Harley-Davidson Shovelhead im Steampunk-Look

Nun denn, vielleicht eignet die betagte Shovel sich umso besser als Fluchtfahrzeug, damit würde sie ihrem Namen Ehre machen. Der Motor sollte eine härtere Beanspruchung jedenfalls gut wegstecken. Im Zuge des Aufblasens auf knapp 1600 Kubikzentimeter Hubraum bekam er zusätzliche Ölleitungen, die außen liegen und sich in ihrer steampunkigen Messing-Optik harmonisch in die Vielgliedrigkeit der Gravuren einfügen.

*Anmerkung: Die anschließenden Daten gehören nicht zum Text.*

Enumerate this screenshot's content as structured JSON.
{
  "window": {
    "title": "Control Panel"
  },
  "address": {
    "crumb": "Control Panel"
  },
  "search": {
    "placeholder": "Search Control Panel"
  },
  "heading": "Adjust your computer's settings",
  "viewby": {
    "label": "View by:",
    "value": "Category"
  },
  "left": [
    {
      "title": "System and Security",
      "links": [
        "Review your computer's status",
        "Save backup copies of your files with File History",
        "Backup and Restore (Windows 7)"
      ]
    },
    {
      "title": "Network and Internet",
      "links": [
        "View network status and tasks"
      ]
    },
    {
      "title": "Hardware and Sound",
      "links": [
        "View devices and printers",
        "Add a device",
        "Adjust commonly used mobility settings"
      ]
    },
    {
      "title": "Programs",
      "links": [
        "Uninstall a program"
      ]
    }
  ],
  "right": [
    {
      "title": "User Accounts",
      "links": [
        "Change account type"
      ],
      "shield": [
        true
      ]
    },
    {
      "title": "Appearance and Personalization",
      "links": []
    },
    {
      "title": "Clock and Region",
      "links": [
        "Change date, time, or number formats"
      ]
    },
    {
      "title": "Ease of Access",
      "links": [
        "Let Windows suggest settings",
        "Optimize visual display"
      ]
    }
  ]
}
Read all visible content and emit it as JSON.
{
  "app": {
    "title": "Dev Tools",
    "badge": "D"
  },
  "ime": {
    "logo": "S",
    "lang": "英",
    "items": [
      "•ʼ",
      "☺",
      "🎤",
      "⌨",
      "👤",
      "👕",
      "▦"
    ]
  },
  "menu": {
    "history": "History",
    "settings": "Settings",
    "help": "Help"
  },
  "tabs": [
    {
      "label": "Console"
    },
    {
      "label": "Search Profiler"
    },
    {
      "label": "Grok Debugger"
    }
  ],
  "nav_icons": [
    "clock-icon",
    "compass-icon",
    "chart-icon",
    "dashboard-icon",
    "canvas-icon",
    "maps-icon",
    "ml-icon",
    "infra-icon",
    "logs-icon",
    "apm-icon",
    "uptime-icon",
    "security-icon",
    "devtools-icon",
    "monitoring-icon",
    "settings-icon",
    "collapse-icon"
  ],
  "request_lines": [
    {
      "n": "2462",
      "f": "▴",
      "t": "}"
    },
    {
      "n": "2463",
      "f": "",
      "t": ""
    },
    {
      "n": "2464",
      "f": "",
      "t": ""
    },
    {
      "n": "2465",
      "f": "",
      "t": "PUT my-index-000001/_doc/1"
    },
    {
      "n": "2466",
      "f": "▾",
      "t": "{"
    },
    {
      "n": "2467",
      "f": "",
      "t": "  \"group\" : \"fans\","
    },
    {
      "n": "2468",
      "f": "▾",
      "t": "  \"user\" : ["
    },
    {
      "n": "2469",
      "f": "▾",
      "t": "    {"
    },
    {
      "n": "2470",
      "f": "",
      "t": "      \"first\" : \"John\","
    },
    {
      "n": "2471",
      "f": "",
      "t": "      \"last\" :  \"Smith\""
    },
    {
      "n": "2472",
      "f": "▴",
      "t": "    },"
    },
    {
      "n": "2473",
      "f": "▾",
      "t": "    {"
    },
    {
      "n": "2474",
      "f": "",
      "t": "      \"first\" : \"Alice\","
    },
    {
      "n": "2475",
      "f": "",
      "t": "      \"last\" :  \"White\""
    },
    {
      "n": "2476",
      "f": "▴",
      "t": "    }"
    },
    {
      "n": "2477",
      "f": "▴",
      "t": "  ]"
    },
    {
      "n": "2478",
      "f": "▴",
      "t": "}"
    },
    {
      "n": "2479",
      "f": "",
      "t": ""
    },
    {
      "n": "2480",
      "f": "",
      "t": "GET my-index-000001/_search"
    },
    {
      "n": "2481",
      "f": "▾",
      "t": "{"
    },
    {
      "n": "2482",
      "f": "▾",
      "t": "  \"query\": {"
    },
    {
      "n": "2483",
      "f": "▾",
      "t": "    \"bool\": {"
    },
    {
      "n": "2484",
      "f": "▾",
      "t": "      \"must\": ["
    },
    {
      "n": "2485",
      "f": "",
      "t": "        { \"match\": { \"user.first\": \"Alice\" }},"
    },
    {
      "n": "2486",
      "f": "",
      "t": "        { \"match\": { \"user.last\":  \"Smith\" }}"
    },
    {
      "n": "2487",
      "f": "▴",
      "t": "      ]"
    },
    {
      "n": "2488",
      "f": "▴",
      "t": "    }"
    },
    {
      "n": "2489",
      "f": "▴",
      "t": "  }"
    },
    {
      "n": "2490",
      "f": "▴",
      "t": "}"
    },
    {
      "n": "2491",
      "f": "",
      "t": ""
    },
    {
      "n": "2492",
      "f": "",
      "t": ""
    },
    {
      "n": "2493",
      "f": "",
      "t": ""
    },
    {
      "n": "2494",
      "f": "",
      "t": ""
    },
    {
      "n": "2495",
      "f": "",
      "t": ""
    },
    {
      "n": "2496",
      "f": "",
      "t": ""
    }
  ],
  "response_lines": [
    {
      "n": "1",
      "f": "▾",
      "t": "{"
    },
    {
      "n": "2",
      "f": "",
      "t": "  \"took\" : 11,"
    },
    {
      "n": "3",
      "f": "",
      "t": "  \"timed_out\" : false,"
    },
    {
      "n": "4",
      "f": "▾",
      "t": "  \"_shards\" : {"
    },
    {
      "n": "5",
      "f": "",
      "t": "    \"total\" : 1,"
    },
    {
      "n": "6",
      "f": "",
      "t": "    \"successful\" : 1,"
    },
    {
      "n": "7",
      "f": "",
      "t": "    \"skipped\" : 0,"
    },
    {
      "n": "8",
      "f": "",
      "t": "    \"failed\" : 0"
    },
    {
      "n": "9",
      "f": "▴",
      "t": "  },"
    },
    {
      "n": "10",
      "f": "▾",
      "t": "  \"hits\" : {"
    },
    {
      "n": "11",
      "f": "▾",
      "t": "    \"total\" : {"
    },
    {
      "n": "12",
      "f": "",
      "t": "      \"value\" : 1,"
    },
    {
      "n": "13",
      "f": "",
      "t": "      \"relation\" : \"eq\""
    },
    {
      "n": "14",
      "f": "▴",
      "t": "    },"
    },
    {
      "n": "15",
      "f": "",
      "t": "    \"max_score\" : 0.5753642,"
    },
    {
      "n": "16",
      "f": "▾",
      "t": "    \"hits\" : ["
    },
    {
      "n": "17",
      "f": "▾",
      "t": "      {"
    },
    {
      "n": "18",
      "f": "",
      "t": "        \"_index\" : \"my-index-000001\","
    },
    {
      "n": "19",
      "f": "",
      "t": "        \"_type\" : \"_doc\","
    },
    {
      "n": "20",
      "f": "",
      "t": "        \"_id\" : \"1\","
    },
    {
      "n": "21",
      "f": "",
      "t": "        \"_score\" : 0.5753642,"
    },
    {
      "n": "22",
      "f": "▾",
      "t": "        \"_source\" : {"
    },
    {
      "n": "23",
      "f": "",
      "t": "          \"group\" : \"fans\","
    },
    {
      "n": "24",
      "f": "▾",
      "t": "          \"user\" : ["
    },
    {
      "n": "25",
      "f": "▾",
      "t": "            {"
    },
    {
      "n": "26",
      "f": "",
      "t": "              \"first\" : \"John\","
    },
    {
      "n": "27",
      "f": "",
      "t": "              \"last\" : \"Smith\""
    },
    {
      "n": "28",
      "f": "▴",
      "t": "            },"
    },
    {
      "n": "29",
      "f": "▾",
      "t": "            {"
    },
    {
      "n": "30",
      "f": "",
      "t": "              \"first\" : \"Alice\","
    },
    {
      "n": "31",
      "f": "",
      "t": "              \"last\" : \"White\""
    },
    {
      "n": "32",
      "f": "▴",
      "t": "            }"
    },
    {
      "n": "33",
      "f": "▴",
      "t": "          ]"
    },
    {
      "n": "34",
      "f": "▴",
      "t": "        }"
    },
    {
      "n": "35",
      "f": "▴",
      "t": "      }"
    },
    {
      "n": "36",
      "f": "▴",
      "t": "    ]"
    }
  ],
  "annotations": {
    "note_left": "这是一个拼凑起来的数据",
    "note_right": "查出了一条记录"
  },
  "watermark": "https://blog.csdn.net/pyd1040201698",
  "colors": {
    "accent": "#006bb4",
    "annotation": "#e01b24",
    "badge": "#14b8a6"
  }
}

Der Keihin CV 40 ist leicht einzustellen, und vor allem lässt die Shovel sich mit dieser Befütterung einfach ankicken

Ein besonders faszinierendes Detail ist das Blech am linken Rahmenunterzug. Es handelt sich tatsächlich um ein Luftleitblech, das im Fahrtwind den hinteren Zylinder mit zusätzlicher Kühlung versorgt. Es soll auch wirklich funktionieren, schwärmt Carsten. Obendrein ist es nicht mal verboten. Und das an einem Bike, das als Apotheose der Kriminalität über die Straßen rollt! Also doch kein Fluchtfahrzeug.

Best of Show auf dem Jokerfest von Thunderbike

Die „Gangster Squad“ gewann den Pokal „Best of Show“ auf dem Jokerfest von Thunderbike. Sie ist ein Bike für den oldschooligen Auftritt. Der ist garantiert gelungen, denn mit Handschaltung und Fußkupplung kann definitiv nur ein Mann der alten Schule fahren. Und dessen Auftritt ist definitiv seriöser als der eines unausgegorenen Gangsta-Rappers, der einen auf dicke Hose macht, durch die nur heiße Luft bläst. So ein Goldkettchen-Blender hätte sich nie Gedanken über die Kühlung eines hinteren Zylinders durch ein Luftleitblech gemacht. Das kann eben nur ein richtiger Biker.